College Board has come under fire in recent years for recycling exam questions at a time when security breaches have become more common.

“In the 21st century, in an era of micro-cameras, secret messaging apps, etc., once a test is administered, it’s widely available,” Schaeffer said. There are test preparation businesses, particularly in China and South Korea, that specialize in stealing the exams, he said.

Carayol said the organization has significantly increased its testing and security efforts and resources in response to the theft and organized cheating.

“We have a comprehensive approach to test security and go to great lengths to make sure that the test scores we report are accurate and valid. In all our efforts, we’ve worked to strike a balance between thwarting those seeking an unfair advantage and providing testing opportunities for the vast majority of students who play by the rules,” she wrote in an email.

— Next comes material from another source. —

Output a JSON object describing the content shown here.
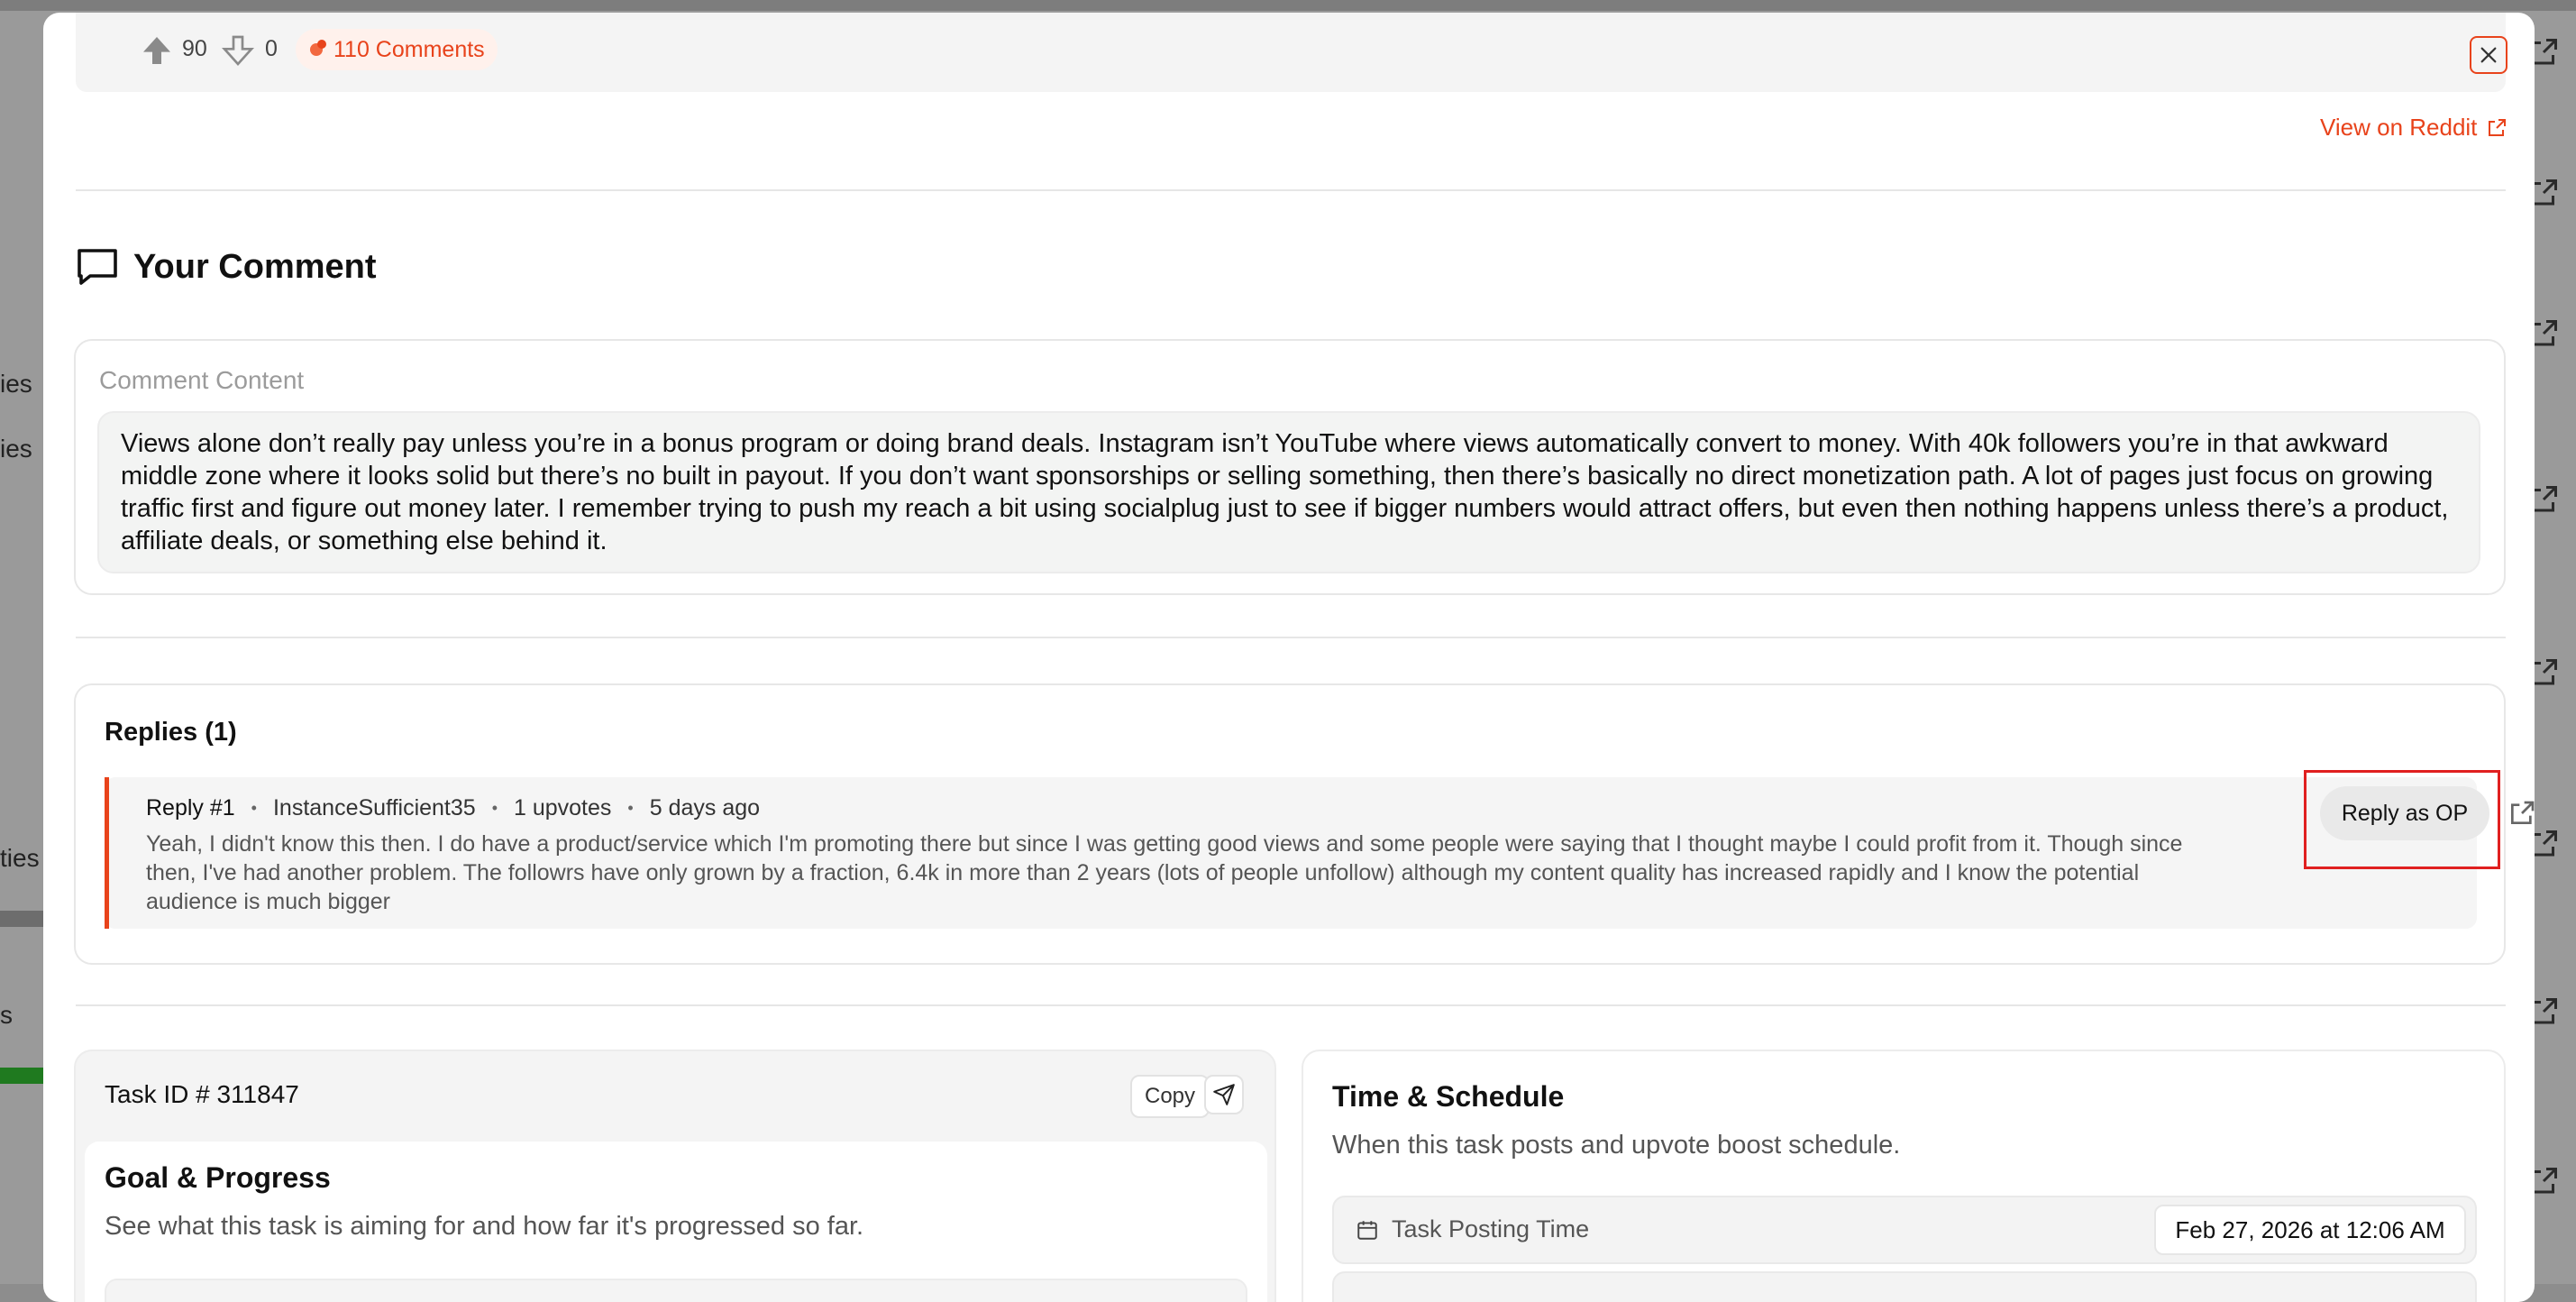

After every test administration, College Board takes additional steps before scores are released, including conducting a “comprehensive statistical analysis of certain test scores,” she said. “If we determine students have gained an unfair advantage, we will take appropriate actions, including canceling test scores and, in some cases, prohibiting them from taking another College Board assessment.”

While the SAT and its rival, the ACT, an Iowa-based organization, are used by colleges and universities nationwide in their admission decision-making process, more and more institutions are eliminating a requirement that applicants take the tests.

According to FairTest, 1,116 accredited bachelor’s degree-granting institutions nationwide are "test-optional" or "test-flexible" in making admissions decisions on recent high school graduates.

Upcoming SAT administration dates, deadlines

Register by Sept. 7 for the Oct. 6 exam.

Register by Oct. 5 for the Nov. 3 exam.

Register by Nov. 2 for the Dec. 1 exam.